I think that most often the the final product is documented. And this makes sense from the perspective of the end user of that product.
But there’s another important audience, and that is the people who make this product. To inform their decision making, they need to understand the past decisions and changes in the product.
If you’re the one who is trying to understand the why of something, it’s time to get the excavator and dig up some old JIRA tickets, the occassional proposal on Confluence, and some comments given in a Pull Request. If you’re lucky you can piece things together. Unless you’re into archeology, this is probably not how you’d like to spend your time.
Imagine an engineer coming into a project, identifying a bit of code that looks smelly, doing a refactor (as engineers do), which eventually makes it into production, only then to find out that there is a reason things were done in a certain way.

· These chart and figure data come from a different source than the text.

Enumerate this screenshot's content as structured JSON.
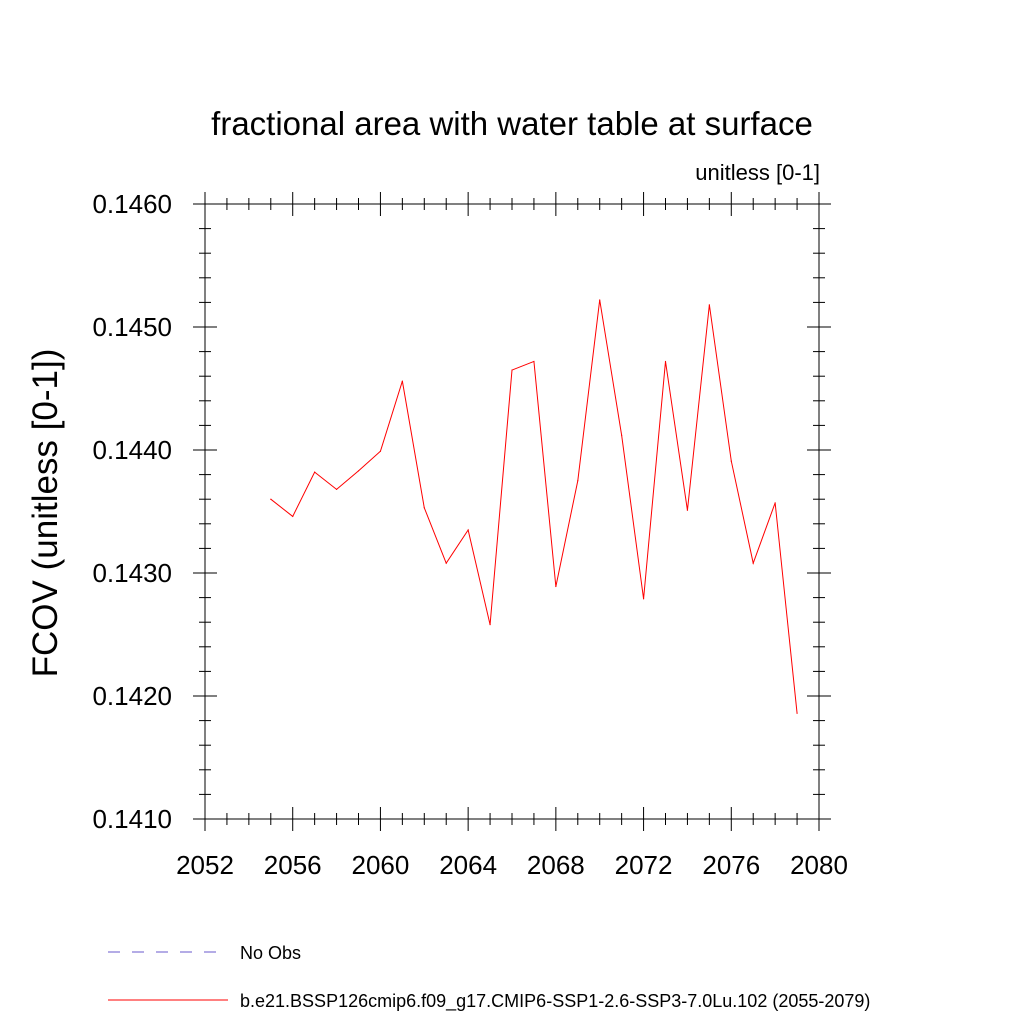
{
  "chart_data": {
    "type": "line",
    "title": "fractional area with water table at surface",
    "subtitle": "unitless [0-1]",
    "xlabel": "",
    "ylabel": "FCOV  (unitless [0-1])",
    "xlim": [
      2052,
      2080
    ],
    "ylim": [
      0.141,
      0.146
    ],
    "x_ticks": [
      2052,
      2056,
      2060,
      2064,
      2068,
      2072,
      2076,
      2080
    ],
    "x_tick_labels": [
      "2052",
      "2056",
      "2060",
      "2064",
      "2068",
      "2072",
      "2076",
      "2080"
    ],
    "y_ticks": [
      0.141,
      0.142,
      0.143,
      0.144,
      0.145,
      0.146
    ],
    "y_tick_labels": [
      "0.1410",
      "0.1420",
      "0.1430",
      "0.1440",
      "0.1450",
      "0.1460"
    ],
    "grid": false,
    "legend_position": "bottom",
    "series": [
      {
        "name": "b.e21.BSSP126cmip6.f09_g17.CMIP6-SSP1-2.6-SSP3-7.0Lu.102 (2055-2079)",
        "color": "#ff0000",
        "style": "solid",
        "x": [
          2055,
          2056,
          2057,
          2058,
          2059,
          2060,
          2061,
          2062,
          2063,
          2064,
          2065,
          2066,
          2067,
          2068,
          2069,
          2070,
          2071,
          2072,
          2073,
          2074,
          2075,
          2076,
          2077,
          2078,
          2079
        ],
        "y": [
          0.1436,
          0.14346,
          0.14382,
          0.14368,
          0.14383,
          0.14399,
          0.14456,
          0.14353,
          0.14308,
          0.14335,
          0.14258,
          0.14465,
          0.14472,
          0.14289,
          0.14375,
          0.14522,
          0.14412,
          0.14279,
          0.14472,
          0.14351,
          0.14518,
          0.14391,
          0.14308,
          0.14357,
          0.14186
        ]
      },
      {
        "name": "No Obs",
        "color": "#6a5acd",
        "style": "dashed",
        "x": [],
        "y": []
      }
    ]
  }
}
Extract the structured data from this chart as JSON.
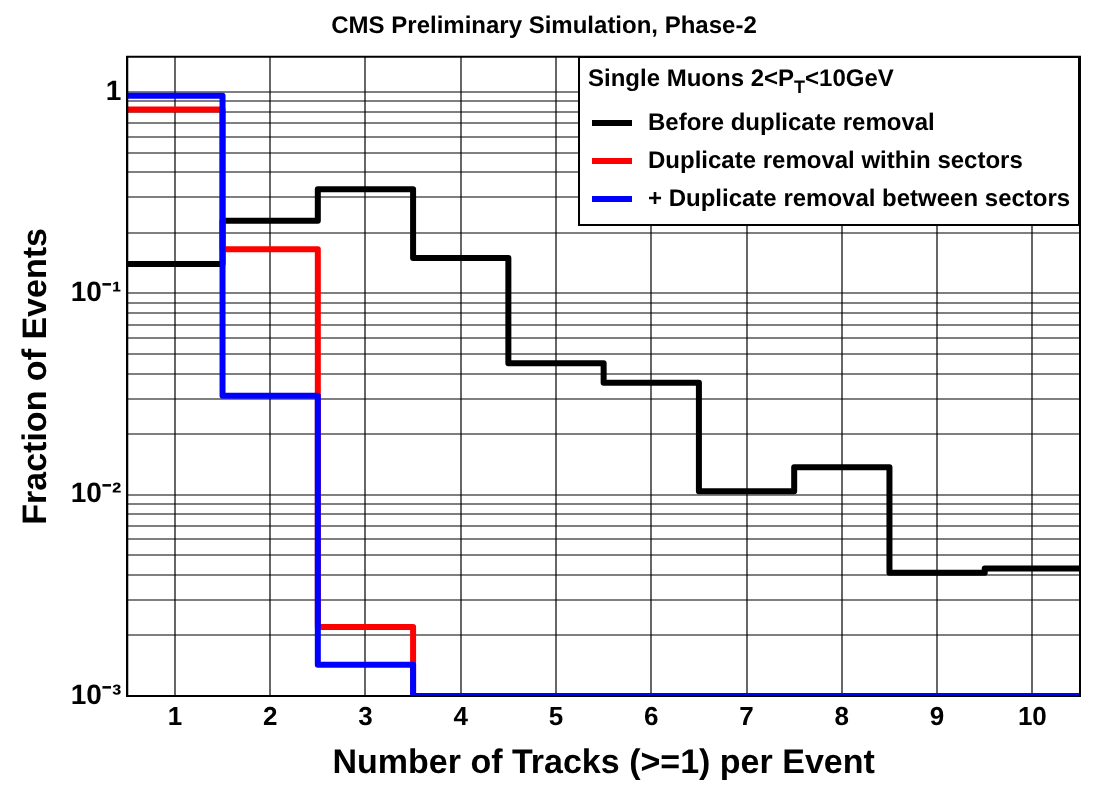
{
  "chart_data": {
    "type": "histogram",
    "title": "CMS Preliminary Simulation, Phase-2",
    "xlabel": "Number of Tracks (>=1) per Event",
    "ylabel": "Fraction of Events",
    "legend_title": "Single Muons 2<P$_{T}$<10GeV",
    "bins": [
      0.5,
      1.5,
      2.5,
      3.5,
      4.5,
      5.5,
      6.5,
      7.5,
      8.5,
      9.5,
      10.5
    ],
    "series": [
      {
        "name": "Before duplicate removal",
        "color": "#000000",
        "values": [
          0.14,
          0.23,
          0.33,
          0.15,
          0.045,
          0.036,
          0.0104,
          0.0137,
          0.0041,
          0.0043
        ]
      },
      {
        "name": "Duplicate removal within sectors",
        "color": "#ff0000",
        "values": [
          0.82,
          0.166,
          0.0022,
          0.001,
          0.001,
          0.001,
          0.001,
          0.001,
          0.001,
          0.001
        ]
      },
      {
        "name": "+ Duplicate removal between sectors",
        "color": "#0000ff",
        "values": [
          0.96,
          0.031,
          0.00143,
          0.001,
          0.001,
          0.001,
          0.001,
          0.001,
          0.001,
          0.001
        ]
      }
    ],
    "xlim": [
      0.5,
      10.5
    ],
    "xticks": [
      1,
      2,
      3,
      4,
      5,
      6,
      7,
      8,
      9,
      10
    ],
    "ylim": [
      0.001,
      1.5
    ],
    "yticks": [
      {
        "value": 0.001,
        "label": "10⁻³"
      },
      {
        "value": 0.002,
        "label": null
      },
      {
        "value": 0.003,
        "label": null
      },
      {
        "value": 0.004,
        "label": null
      },
      {
        "value": 0.005,
        "label": null
      },
      {
        "value": 0.006,
        "label": null
      },
      {
        "value": 0.007,
        "label": null
      },
      {
        "value": 0.008,
        "label": null
      },
      {
        "value": 0.009,
        "label": null
      },
      {
        "value": 0.01,
        "label": "10⁻²"
      },
      {
        "value": 0.02,
        "label": null
      },
      {
        "value": 0.03,
        "label": null
      },
      {
        "value": 0.04,
        "label": null
      },
      {
        "value": 0.05,
        "label": null
      },
      {
        "value": 0.06,
        "label": null
      },
      {
        "value": 0.07,
        "label": null
      },
      {
        "value": 0.08,
        "label": null
      },
      {
        "value": 0.09,
        "label": null
      },
      {
        "value": 0.1,
        "label": "10⁻¹"
      },
      {
        "value": 0.2,
        "label": null
      },
      {
        "value": 0.3,
        "label": null
      },
      {
        "value": 0.4,
        "label": null
      },
      {
        "value": 0.5,
        "label": null
      },
      {
        "value": 0.6,
        "label": null
      },
      {
        "value": 0.7,
        "label": null
      },
      {
        "value": 0.8,
        "label": null
      },
      {
        "value": 0.9,
        "label": null
      },
      {
        "value": 1,
        "label": "1"
      }
    ],
    "log": "y",
    "grid": true,
    "legend": "top right",
    "line_style": "solid",
    "marker": "none"
  }
}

And this is a small example, but imagine whole departments pursuing a feature that was built before by another team, but was killed and never made it to production. If that decision was never documented (and Bob doesn’t work there anymore), the new team will just give it their best shot, build the thing again and probably end up with the same result.
What if all of the decision making, all of The Why that went into a project was documented?
Each entry would just need:
And this document should live close to where the rest of the product artefacts live. Nothing too fancy, it could be just another Markdown file.
Maybe, most often a CHANGELOG.md is being used as a place to document What changed, the Why is often left out. I’d be happy to see The Why become part of every CHANGELOG.md out there, but it’s easier to start a new way of doing things with a new artefact.
Start documenting the most important aspect of your project, its history! It’s easy, it’s quick, and it pays off*.